IIPrinciple V: Disclosure and Transparency
According to the 2002 Weil et al. report, shareholders have considerable rights on disclosure of information, including the right to access the company's share register at any time. Under the LSEX's Ten Corporate Governance Principles, companies are required to adopt a clear and transparent corporate governance framework and must provide adequate disclosure. Furthermore, it is the responsibility of the Board of Directors to protect the corporation by establishing strict rules in the areas of financial reporting, internal control, and risk management. The EU Directive No. 2004/39/EC on Markets in Financial Instruments was transposed into Luxembourg law on November 1, 2007, to incorporate new provisions on transparency for shares, and transaction reporting. The EU Transparency Directive No. 2004/109/EC was also implemented into Luxembourg legislation on January 11, 2008 through the Law on Transparency Requirements, in which supervision of transparency requirements are transferred from the LSEX to the CSSF. Nevertheless, the information provided above does not directly address Luxembourg's compliance with this principle.
As of 2005, according to the May 2007 update from the Deloitte & Touche IAS Plus website, companies in Luxembourg listed on an EU / European Economic Area stock exchange are required to comply with International Financial Reporting Standards (IFRSs) as adopted by the EU. Deloitte & Touche further note that IFRSs "will be introduced into the local Luxembourg commercial law as an alternative to the current Luxembourg accounting principles."

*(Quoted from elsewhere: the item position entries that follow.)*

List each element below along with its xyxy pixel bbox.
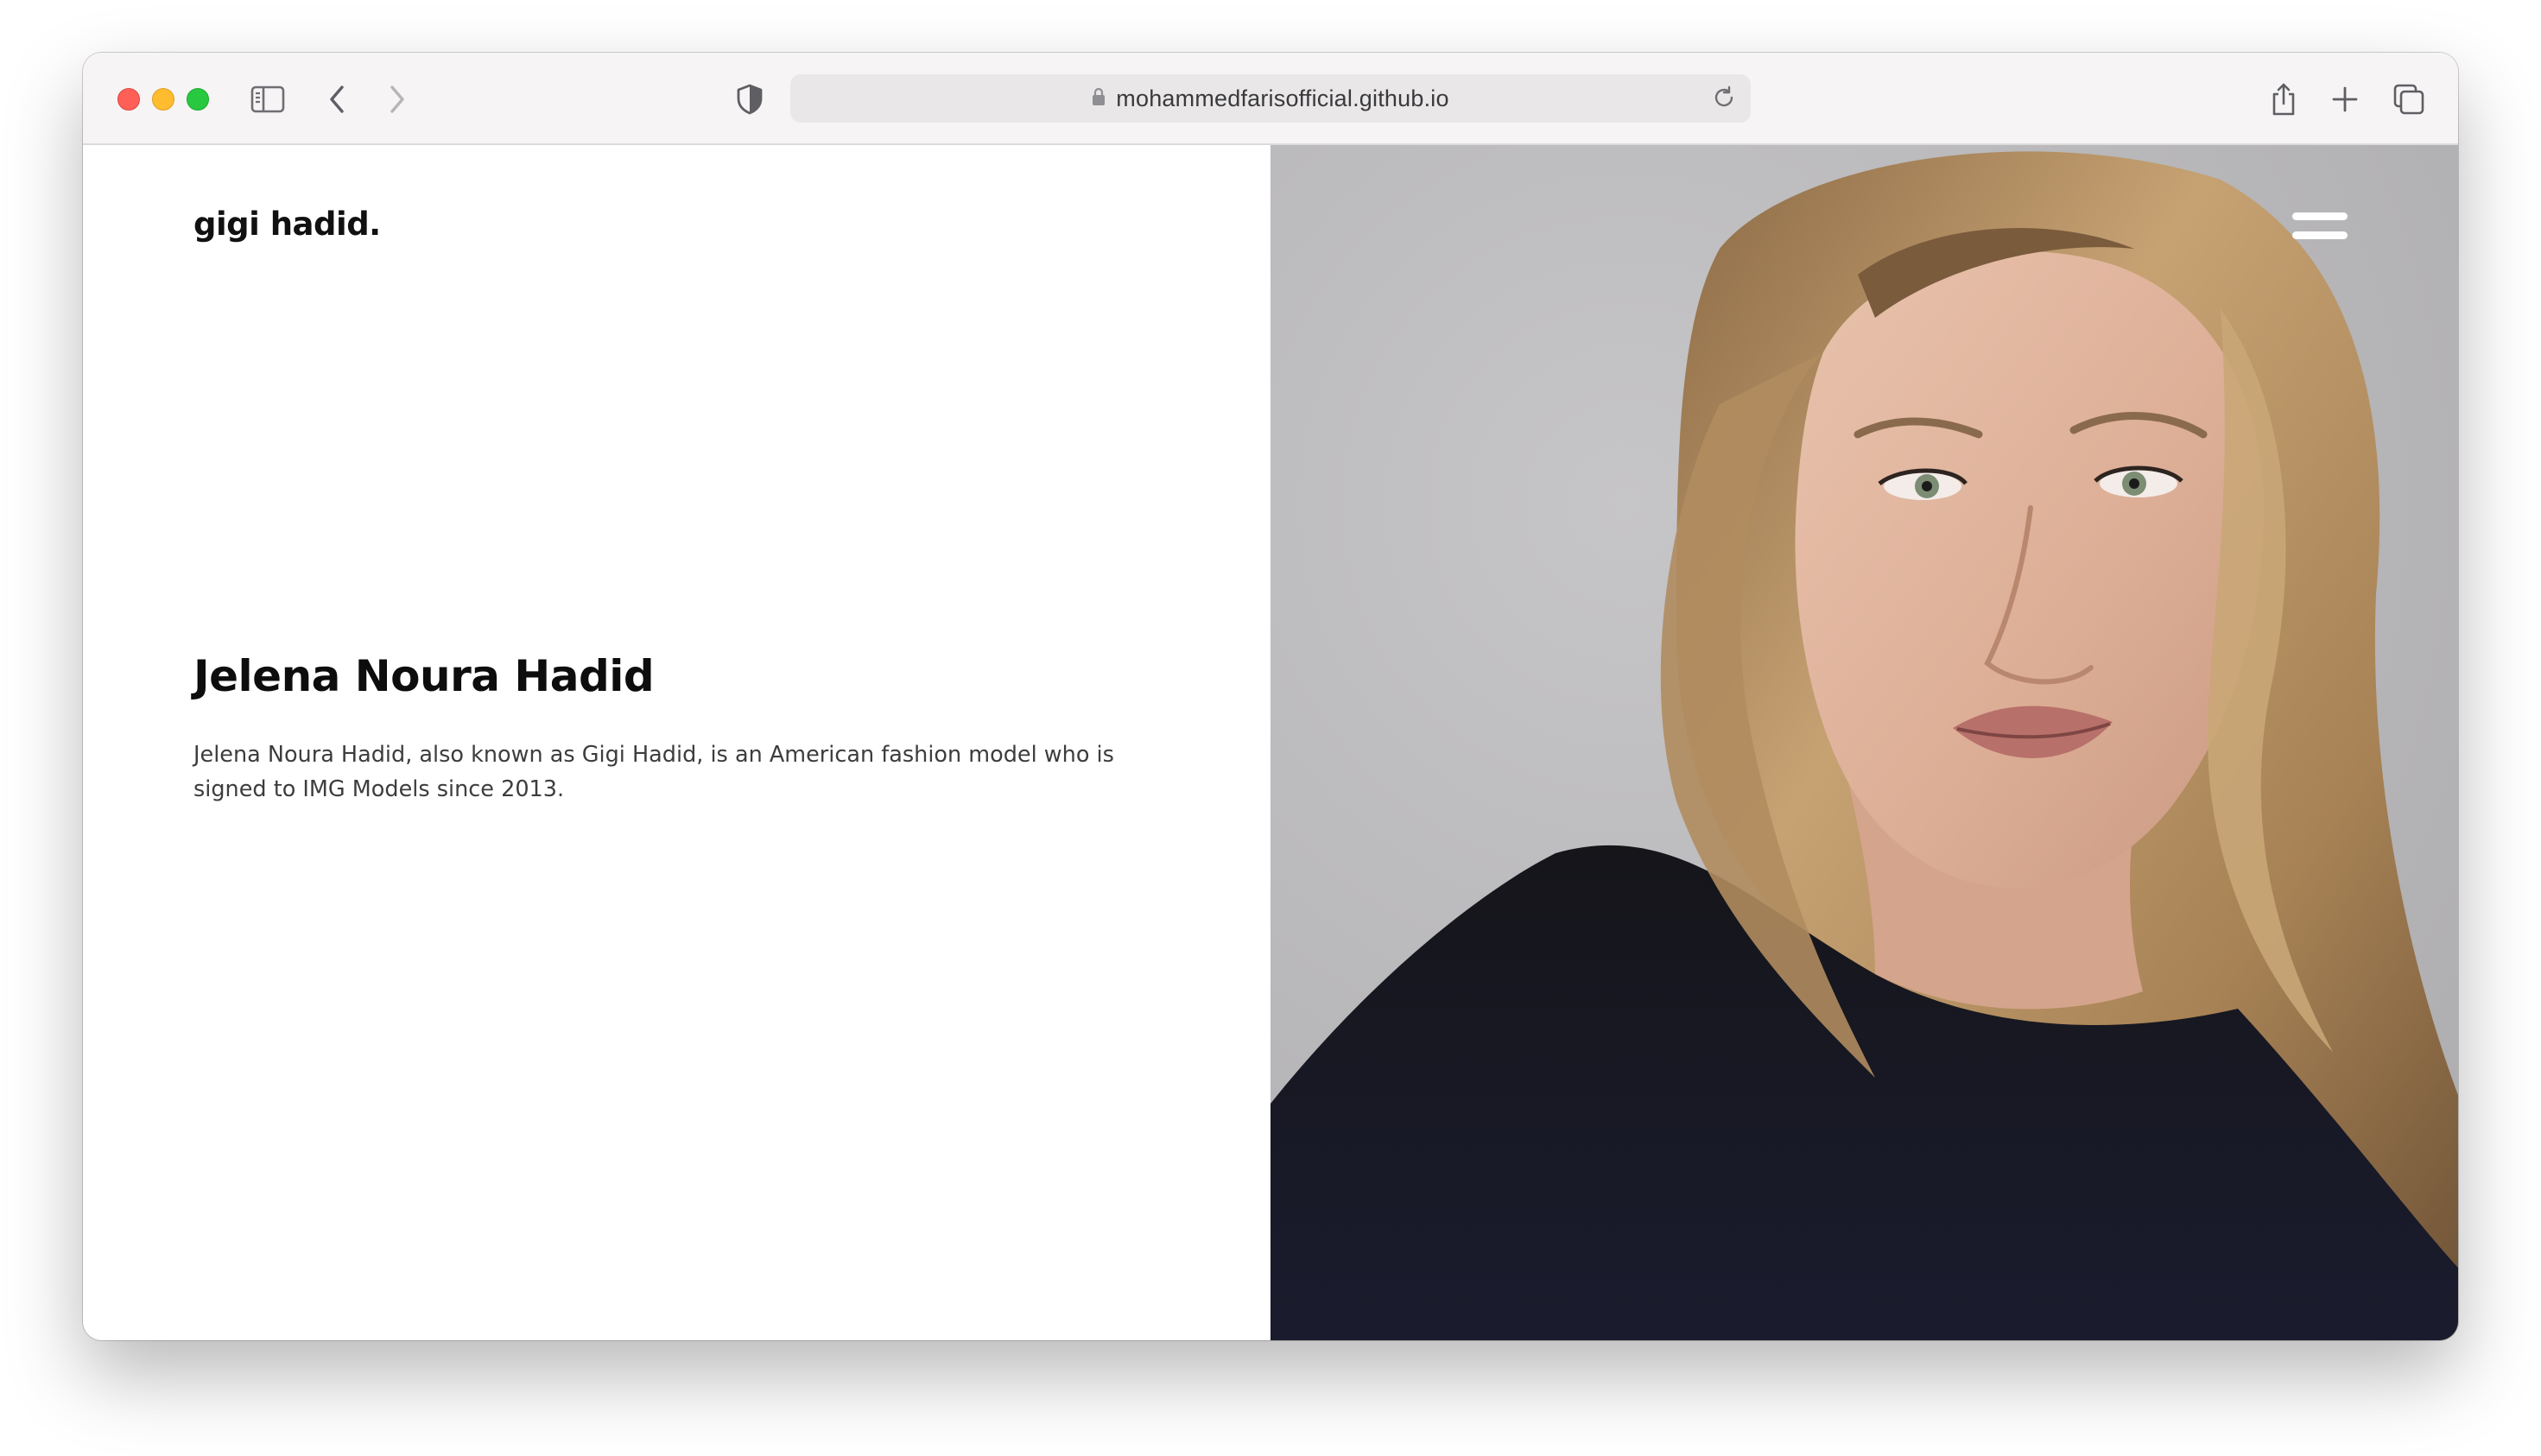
- hero-portrait: [1270, 145, 2458, 1340]
- back-icon[interactable]: [316, 79, 358, 120]
- address-bar[interactable]: mohammedfarisofficial.github.io: [790, 74, 1751, 123]
- url-text: mohammedfarisofficial.github.io: [1116, 85, 1449, 111]
- portrait-illustration: [1270, 145, 2458, 1340]
- sidebar-icon[interactable]: [247, 79, 288, 120]
- shield-icon[interactable]: [729, 79, 770, 120]
- browser-window: mohammedfarisofficial.github.io gigi had…: [83, 53, 2458, 1340]
- close-window-button[interactable]: [117, 88, 140, 111]
- intro-description: Jelena Noura Hadid, also known as Gigi H…: [193, 742, 1114, 802]
- zoom-window-button[interactable]: [187, 88, 209, 111]
- tab-overview-icon[interactable]: [2388, 79, 2430, 120]
- minimize-window-button[interactable]: [152, 88, 174, 111]
- lock-icon: [1092, 85, 1106, 112]
- site-logo[interactable]: gigi hadid.: [193, 206, 381, 243]
- page-title: Jelena Noura Hadid: [193, 651, 655, 701]
- forward-icon[interactable]: [377, 79, 418, 120]
- share-icon[interactable]: [2263, 79, 2304, 120]
- new-tab-icon[interactable]: [2324, 79, 2366, 120]
- browser-toolbar: mohammedfarisofficial.github.io: [83, 53, 2458, 145]
- web-page: gigi hadid. Jelena Noura Hadid Jelena No…: [83, 145, 2458, 1340]
- reload-icon[interactable]: [1711, 85, 1737, 115]
- hamburger-menu-icon[interactable]: [2292, 212, 2348, 247]
- intro-panel: gigi hadid. Jelena Noura Hadid Jelena No…: [83, 145, 1270, 1340]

IIPrinciple VI: The Responsibilities of the Board
The traditional board system in Luxembourg is a one-tier board system (i.e. single board). Under the 1915 Law on Commercial Companies, as reported in 2002 by Weil et al., the Board of Directors "has the power to accomplish all the acts that are necessary or useful to realize the purpose of the company, except the acts that are reserved to the general meeting pursuant to the articles or statutory provisions" (p. 161). Supervisory responsibilities of the Board of Directors include appointing and dismissing senior managers, ensuring the company's compliance with applicable laws and regulations, and protecting the integrity of the corporation's accounting, auditing, and financial reporting systems. According to Lermakers and Origer in their 2009 article, the draft bill provides the possibility to set up executive committees, and “such committees already exist in a number of companies out of any legal framework.” The LSEX's Ten Corporate Governance Principles include requirements on the role and composition of the Boards of Directors, and apply to committees emanating from the management boards, such as audit, remuneration and nominating committees, as noted in the ABBL's 2006 report. However, the information provided above does not directly address Luxembourg's compliance with this principle.